Prononcé par Son Excellence le Vicomte De Martignac, Ministre de l'intérieur, à l'ouverture de la séance publique de la Société, le 15 avril 1828.

MESSIEURS,

Trois jours sont à peine écoulés depuis celui où, recevant avec une paternelle bienveillance l'expression de vos sentimens, le Roi vous a répondu : « C'est principalement par l'agriculture que la France peut augmenter sa prospérité; je vous engage à travailler toujours avec le même zèle à cette branche si intéressante de la richesse publique. »

Que pourrais-je ajouter, Messieurs, à ces paroles dictées à la bonté par la sagesse et par la justice? Qui pourrait espérer de mieux exprimer une grande et utile vérité, et d'offrir à vos généreux travaux une récompense plus précieuse et des encouragemens plus pressans?

Si les arts doivent être classés dans l'estime des hommes selon leur degré d'utilité et la somme de jouissances qu'ils font naître, nul ne saurait assurément contester la première

place à l'agriculture. Véritable bienfaitrice des États, source première de leur prospérité positive, l'agriculture, à qui nous devons le grain qui nous nourrit, la liqueur qui nous fortifie, la fleur qui nous charme, doit recevoir en protection des Gouvernemens ce qu'elle leur donne en richesse et en jouissance.

Aussi, Messieurs, en remontant vers les temps les plus reculés, notre pensée la retrouve toujours protégée et honorée; par-tout les savans et les sages se plurent à en étudier les secrets, à en améliorer les pratiques, à en répandre les préceptes; par-tout les législateurs la placèrent sous l'action conservatrice des lois.

Il n'est pas d'illustration qui ait dédaigné l'agriculture, pas de genre de gloire qui ait cru s'abaisser en essayant la herse et la charrue. Si, d'une part, Pline et Virgile descendirent des hauteurs du génie pour tracer au cultivateur de modestes leçons, de l'autre, la main triomphante de Cincinnatus ne tarda pas à reprendre le sillon qu'avait interrompu la victoire.

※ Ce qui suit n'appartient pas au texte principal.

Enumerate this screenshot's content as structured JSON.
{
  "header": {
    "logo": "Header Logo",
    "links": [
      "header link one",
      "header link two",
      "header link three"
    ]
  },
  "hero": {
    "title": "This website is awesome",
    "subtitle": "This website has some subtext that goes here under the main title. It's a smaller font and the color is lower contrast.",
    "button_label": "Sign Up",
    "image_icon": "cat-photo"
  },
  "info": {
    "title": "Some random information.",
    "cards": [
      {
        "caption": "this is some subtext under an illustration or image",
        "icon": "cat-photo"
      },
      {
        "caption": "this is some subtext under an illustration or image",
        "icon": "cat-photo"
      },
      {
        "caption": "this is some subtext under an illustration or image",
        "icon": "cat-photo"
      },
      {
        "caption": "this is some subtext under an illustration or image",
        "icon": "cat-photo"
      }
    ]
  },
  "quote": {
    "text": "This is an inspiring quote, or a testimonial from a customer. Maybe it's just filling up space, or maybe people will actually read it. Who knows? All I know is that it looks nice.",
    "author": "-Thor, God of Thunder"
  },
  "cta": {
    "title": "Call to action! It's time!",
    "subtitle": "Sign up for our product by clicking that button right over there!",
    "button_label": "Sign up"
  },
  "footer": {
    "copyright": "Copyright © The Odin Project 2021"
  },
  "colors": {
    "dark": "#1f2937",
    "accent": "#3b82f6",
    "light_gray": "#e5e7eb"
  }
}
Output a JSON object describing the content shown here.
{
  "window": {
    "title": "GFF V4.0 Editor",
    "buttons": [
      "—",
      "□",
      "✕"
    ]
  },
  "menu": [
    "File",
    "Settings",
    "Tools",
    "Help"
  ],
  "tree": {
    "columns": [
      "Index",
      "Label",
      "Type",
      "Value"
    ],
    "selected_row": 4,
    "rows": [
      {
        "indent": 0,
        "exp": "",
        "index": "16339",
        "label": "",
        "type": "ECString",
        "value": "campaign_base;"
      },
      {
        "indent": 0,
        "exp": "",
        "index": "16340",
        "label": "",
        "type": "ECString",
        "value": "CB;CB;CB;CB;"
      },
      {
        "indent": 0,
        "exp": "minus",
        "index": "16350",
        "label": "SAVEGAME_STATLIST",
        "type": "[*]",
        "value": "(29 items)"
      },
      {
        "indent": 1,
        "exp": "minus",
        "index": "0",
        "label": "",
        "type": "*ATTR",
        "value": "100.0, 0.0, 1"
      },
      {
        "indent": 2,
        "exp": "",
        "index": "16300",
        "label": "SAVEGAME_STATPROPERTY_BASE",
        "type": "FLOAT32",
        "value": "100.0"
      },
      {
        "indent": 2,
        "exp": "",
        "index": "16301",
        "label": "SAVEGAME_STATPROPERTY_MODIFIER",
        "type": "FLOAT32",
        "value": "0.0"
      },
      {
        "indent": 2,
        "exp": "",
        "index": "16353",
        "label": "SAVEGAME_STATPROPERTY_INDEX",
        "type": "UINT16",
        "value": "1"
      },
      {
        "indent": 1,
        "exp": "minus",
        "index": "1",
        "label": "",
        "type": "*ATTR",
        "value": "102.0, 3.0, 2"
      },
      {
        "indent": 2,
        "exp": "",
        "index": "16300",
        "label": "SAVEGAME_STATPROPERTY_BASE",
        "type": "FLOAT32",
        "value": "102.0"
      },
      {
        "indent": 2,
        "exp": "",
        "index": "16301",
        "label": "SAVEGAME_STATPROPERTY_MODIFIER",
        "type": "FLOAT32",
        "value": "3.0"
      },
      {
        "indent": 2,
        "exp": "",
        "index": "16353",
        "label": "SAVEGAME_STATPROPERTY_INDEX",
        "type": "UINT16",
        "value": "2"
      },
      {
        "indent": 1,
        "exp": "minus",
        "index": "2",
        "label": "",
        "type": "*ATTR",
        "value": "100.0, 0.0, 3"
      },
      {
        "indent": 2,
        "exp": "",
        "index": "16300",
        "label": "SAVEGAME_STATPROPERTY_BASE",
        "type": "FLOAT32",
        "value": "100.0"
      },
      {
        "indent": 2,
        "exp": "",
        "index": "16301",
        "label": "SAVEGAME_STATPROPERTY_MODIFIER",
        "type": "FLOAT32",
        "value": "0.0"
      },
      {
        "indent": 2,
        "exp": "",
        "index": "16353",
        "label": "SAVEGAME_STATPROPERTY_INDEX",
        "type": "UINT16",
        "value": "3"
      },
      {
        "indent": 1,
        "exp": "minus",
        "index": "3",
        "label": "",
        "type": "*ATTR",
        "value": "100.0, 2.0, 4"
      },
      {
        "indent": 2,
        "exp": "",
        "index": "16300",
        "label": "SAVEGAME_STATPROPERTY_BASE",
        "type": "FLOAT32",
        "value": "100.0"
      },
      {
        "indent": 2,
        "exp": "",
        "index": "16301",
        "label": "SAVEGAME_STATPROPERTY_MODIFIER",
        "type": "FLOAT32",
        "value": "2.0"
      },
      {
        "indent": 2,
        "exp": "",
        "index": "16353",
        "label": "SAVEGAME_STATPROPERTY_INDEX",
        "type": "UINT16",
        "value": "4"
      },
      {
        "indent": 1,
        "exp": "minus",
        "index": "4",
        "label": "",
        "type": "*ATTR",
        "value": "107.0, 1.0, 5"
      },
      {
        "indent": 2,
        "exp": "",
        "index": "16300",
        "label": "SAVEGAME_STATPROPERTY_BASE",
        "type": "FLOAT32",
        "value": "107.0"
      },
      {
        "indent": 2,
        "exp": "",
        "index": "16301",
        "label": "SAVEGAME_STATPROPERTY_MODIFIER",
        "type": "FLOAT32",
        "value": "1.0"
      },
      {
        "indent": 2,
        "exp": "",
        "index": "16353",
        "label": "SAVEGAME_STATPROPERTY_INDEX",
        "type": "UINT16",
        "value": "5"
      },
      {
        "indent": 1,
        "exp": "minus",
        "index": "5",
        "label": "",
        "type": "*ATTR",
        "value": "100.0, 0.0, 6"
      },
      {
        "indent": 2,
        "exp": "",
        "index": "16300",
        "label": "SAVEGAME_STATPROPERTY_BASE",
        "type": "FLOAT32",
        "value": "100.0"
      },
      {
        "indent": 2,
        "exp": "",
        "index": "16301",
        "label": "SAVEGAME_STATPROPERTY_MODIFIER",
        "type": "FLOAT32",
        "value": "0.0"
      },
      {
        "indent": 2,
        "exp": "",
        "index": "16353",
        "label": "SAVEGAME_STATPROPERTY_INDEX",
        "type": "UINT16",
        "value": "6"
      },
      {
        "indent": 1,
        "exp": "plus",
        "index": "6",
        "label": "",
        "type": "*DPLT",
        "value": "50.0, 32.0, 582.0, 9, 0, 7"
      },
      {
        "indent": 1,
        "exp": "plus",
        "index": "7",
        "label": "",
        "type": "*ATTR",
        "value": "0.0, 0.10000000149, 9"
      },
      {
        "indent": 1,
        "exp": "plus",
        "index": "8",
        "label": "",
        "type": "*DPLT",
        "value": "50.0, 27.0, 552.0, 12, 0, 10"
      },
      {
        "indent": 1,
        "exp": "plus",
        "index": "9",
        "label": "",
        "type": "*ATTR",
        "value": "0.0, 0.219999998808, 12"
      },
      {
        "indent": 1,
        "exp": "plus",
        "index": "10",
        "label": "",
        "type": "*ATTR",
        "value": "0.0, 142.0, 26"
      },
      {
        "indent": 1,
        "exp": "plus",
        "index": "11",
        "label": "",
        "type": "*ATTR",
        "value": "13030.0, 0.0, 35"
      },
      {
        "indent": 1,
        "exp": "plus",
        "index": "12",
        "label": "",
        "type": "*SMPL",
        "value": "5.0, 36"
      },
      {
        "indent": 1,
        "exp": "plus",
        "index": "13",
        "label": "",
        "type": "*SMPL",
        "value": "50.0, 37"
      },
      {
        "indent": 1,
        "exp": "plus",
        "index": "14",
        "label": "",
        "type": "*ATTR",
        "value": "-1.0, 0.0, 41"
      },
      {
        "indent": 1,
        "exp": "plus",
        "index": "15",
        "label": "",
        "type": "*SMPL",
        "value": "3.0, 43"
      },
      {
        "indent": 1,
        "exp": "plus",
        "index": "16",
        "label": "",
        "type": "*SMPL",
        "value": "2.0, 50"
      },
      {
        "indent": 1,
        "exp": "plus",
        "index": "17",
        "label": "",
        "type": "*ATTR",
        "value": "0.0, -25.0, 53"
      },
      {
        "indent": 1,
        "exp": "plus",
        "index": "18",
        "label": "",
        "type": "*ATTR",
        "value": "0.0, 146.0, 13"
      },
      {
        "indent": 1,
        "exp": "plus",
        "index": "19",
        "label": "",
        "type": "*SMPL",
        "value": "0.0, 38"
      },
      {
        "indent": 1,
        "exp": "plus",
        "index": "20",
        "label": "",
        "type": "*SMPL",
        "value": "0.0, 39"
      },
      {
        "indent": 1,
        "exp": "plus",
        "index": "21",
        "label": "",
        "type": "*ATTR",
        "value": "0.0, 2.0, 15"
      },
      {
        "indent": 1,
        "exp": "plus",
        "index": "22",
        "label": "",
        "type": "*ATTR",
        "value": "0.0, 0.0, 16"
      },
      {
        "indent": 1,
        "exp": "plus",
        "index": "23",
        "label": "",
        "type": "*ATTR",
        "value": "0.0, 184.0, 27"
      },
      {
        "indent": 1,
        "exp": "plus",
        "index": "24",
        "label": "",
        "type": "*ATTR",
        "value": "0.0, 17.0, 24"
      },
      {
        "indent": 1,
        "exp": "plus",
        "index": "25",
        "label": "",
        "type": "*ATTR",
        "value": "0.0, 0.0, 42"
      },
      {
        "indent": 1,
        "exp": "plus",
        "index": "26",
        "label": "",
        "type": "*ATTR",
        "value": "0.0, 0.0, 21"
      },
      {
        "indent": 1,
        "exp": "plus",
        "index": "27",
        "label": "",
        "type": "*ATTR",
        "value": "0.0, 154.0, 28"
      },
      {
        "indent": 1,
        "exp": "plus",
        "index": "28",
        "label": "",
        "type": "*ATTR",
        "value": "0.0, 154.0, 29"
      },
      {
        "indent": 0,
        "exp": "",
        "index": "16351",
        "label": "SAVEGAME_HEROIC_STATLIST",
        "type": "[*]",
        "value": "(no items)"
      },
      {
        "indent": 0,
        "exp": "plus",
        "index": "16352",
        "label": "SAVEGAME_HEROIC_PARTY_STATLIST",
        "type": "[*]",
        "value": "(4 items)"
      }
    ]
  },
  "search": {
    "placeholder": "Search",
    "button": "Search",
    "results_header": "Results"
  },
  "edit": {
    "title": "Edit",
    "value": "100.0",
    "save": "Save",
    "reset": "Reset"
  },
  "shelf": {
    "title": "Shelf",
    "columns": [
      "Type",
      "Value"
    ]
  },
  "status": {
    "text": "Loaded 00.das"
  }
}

Dans un siècle où toutes les idées s'agrandissent, où tous les esprits sont disposés à favoriser ce qui tend à améliorer le sort des hommes; dans un temps où les arts prospè

rent, où les sciences se répandent et se perfectionnent sous l'abri du trône légitime et sous l'influence d'une sage et féconde liberté, l'agriculture doit faire des efforts utiles et obtenir des succès nombreux.

Chaque année voit s'étendre, Messieurs, le cercle de vos précieuses recherches et le sol de notre patrie recevoir de votre habile main des germes nouveaux de fécondité. Chaque année, le compte de vos travaux vient marquer votre place dans la reconnaissance publique, et justifier les espérances qui se rattachent à votre association.

On y voit des appels aux hommes expérimentés, qui doivent à leurs concitoyens le tribut des lumières qu'ils ont acquises; des concours où une généreuse émulation dispute le prix de l'utilité; des essais tentés avec prudence et suivis avec cette persévérance réfléchie sans laquelle il n'est pas de succès solide; des récompenses distribuées avec justice, mesure et discernement.

Aussi la funeste routine, fille de l'ignorance et de l'entêtement, fuit à la fin devant l'expérience; les théories se simplifient et se confirment ; les engrais se multiplient; les plantations s'étendent; les terrains stériles et déserts

renaissent à la culture et à la production; l'irrigation, cette mère de l'abondance arrachée par l'art à la nature, porte en tous lieux la fraîcheur et la fertilité.

C'est par de tels travaux que vous servez votre pays, la science et l'humanité; et quand, après une année consacrée à de telles œuvres, vous jetez un regard en arrière, vos souvenirs ont une douceur que rien ne trouble et que n'altère aucun regret.

L'agriculture, Messieurs, cet objet constant de vos études et de vos soins, doit être aussi et sera, n'en doutez pas, pour le Gouvernement du Roi, l'objet d'une sollicitude toute particulière. Tout ce qu'il pourra faire pour seconder vos efforts, soyez sûrs qu'il le fera avec l'empressement du devoir et de la conviction.

Tandis que vous apprendrez aux hommes le moyen de demander à la terre tout ce qu'elle peut donner, le Gouvernement cherchera, par toutes les voies qui sont en son pouvoir, à rendre cette fécondité profitable à ceux qui l'obtiennent, à combiner dans une juste proportion le prix des denrées qu'il faut vendre et les besoins qu'il faut satisfaire, à unir enfin à

la prospérité de l'agriculture qui produit la prospérité du commerce qui consomme.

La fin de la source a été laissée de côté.